Understanding this process requires multi- and interdisciplinary research that
includes studies of natural craters, laboratory experiments, and numerical
simulations. In this general context a Multidisciplinary
Experimental and Modeling
Impact Research Network
(MEMIN
Forschergruppe)
was established as a DFG financed Research Unit (Forschergruppe) comprising
geoscientists, physicists, and engineers. Central to MEMIN is a newly designed
two-stage light gas gun capable to produce craters in the decimeter-range in
solid rocks, a size previously not achieved at the laboratory scale that
enables detailed spatial analyses. The proposed cratering experiments on
sandstone targets comprise a parametric study of the role of water, porosity,
target layering, and impact velocity on cratering mechanics, shock effects,
and projectile distribution during cratering. The work program includes (I)

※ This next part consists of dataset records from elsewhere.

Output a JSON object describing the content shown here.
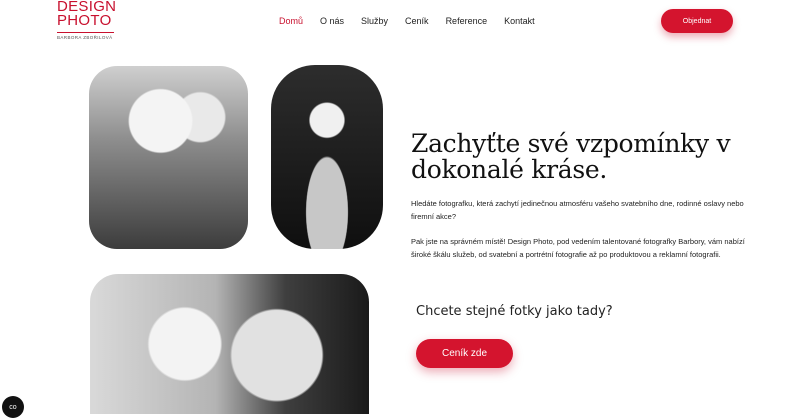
{
  "logo": {
    "line1": "DESIGN",
    "line2": "PHOTO",
    "subtitle": "BARBORA ZBOŘILOVÁ"
  },
  "nav": {
    "items": [
      {
        "label": "Domů",
        "active": true
      },
      {
        "label": "O nás",
        "active": false
      },
      {
        "label": "Služby",
        "active": false
      },
      {
        "label": "Ceník",
        "active": false
      },
      {
        "label": "Reference",
        "active": false
      },
      {
        "label": "Kontakt",
        "active": false
      }
    ],
    "cta_label": "Objednat"
  },
  "hero": {
    "headline": "Zachyťte své vzpomínky v dokonalé kráse.",
    "paragraph1": "Hledáte fotografku, která zachytí jedinečnou atmosféru vašeho svatebního dne, rodinné oslavy nebo firemní akce?",
    "paragraph2": "Pak jste na správném místě! Design Photo, pod vedením talentované fotografky Barbory, vám nabízí široké škálu služeb, od svatební a portrétní fotografie až po produktovou a reklamní fotografii.",
    "question": "Chcete stejné fotky jako tady?",
    "cta_label": "Ceník zde"
  },
  "cookie_badge": {
    "label": "co"
  },
  "colors": {
    "accent": "#d4142e",
    "text": "#111111",
    "background": "#ffffff"
  }
}
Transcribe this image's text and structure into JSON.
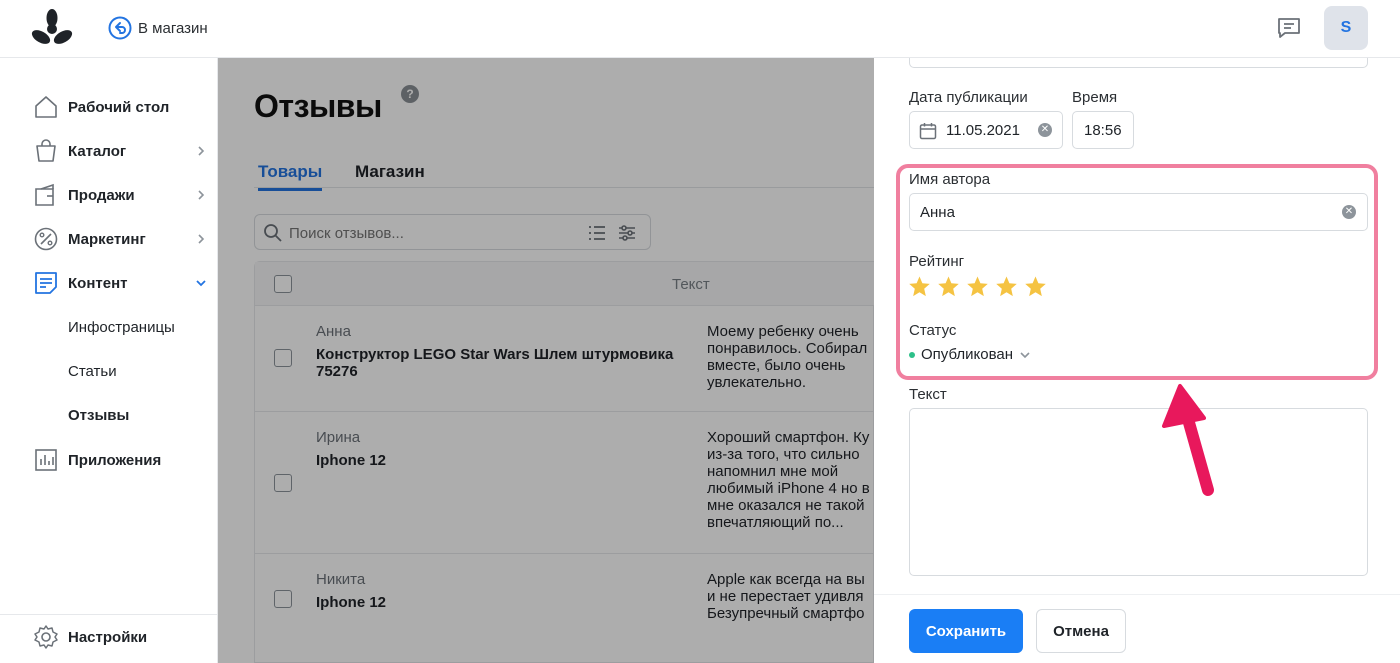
{
  "header": {
    "back_label": "В магазин",
    "avatar_letter": "S"
  },
  "sidebar": {
    "items": [
      {
        "label": "Рабочий стол",
        "icon": "home-icon"
      },
      {
        "label": "Каталог",
        "icon": "bag-icon"
      },
      {
        "label": "Продажи",
        "icon": "sales-icon"
      },
      {
        "label": "Маркетинг",
        "icon": "percent-icon"
      },
      {
        "label": "Контент",
        "icon": "content-icon"
      },
      {
        "label": "Приложения",
        "icon": "apps-icon"
      }
    ],
    "sub_items": [
      "Инфостраницы",
      "Статьи",
      "Отзывы"
    ],
    "active_sub": "Отзывы",
    "settings_label": "Настройки"
  },
  "main": {
    "title": "Отзывы",
    "help": "?",
    "tabs": [
      "Товары",
      "Магазин"
    ],
    "search_placeholder": "Поиск отзывов...",
    "table_header_text": "Текст",
    "rows": [
      {
        "author": "Анна",
        "product": "Конструктор LEGO Star Wars Шлем штурмовика 75276",
        "text": "Моему ребенку очень\nпонравилось. Собирал\nвместе, было очень\nувлекательно."
      },
      {
        "author": "Ирина",
        "product": "Iphone 12",
        "text": "Хороший смартфон. Ку\nиз-за того, что сильно\nнапомнил мне мой\nлюбимый iPhone 4 но в\nмне оказался не такой\nвпечатляющий по..."
      },
      {
        "author": "Никита",
        "product": "Iphone 12",
        "text": "Apple как всегда на вы\nи не перестает удивля\nБезупречный смартфо"
      }
    ]
  },
  "panel": {
    "date_label": "Дата публикации",
    "date_value": "11.05.2021",
    "time_label": "Время",
    "time_value": "18:56",
    "author_label": "Имя автора",
    "author_value": "Анна",
    "rating_label": "Рейтинг",
    "rating_value": 5,
    "rating_max": 5,
    "status_label": "Статус",
    "status_value": "Опубликован",
    "text_label": "Текст",
    "text_value": "",
    "save_label": "Сохранить",
    "cancel_label": "Отмена"
  },
  "colors": {
    "accent": "#1a7ef5",
    "highlight": "#f07f9f",
    "arrow": "#e8185c",
    "star": "#f5c342",
    "status_dot": "#2dc089"
  }
}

complete mineralogical-petrophysical, and mechanical characterization of the
target prior to and after the experiment using, for example, state-of-the-art
geophysical tools for meso-scale tomography and microstructural analyses at
the nano-scale, (II) stringent control of the impact experiment itself with
newly developed in-situ real-time measurements of fracture propagation,
stresses, crater growth and ejecta dynamics, and (III) numerical modeling of
the complete process. MEMIN is designed to yield a solid data base for
validation and refining of numerical cratering models that will allow scaling
of meso-scale observations to the size of natural craters. MEMIN will further
our understanding of impact damaging of rocks and, hence, the nature of
geophysical signatures of terrestrial craters.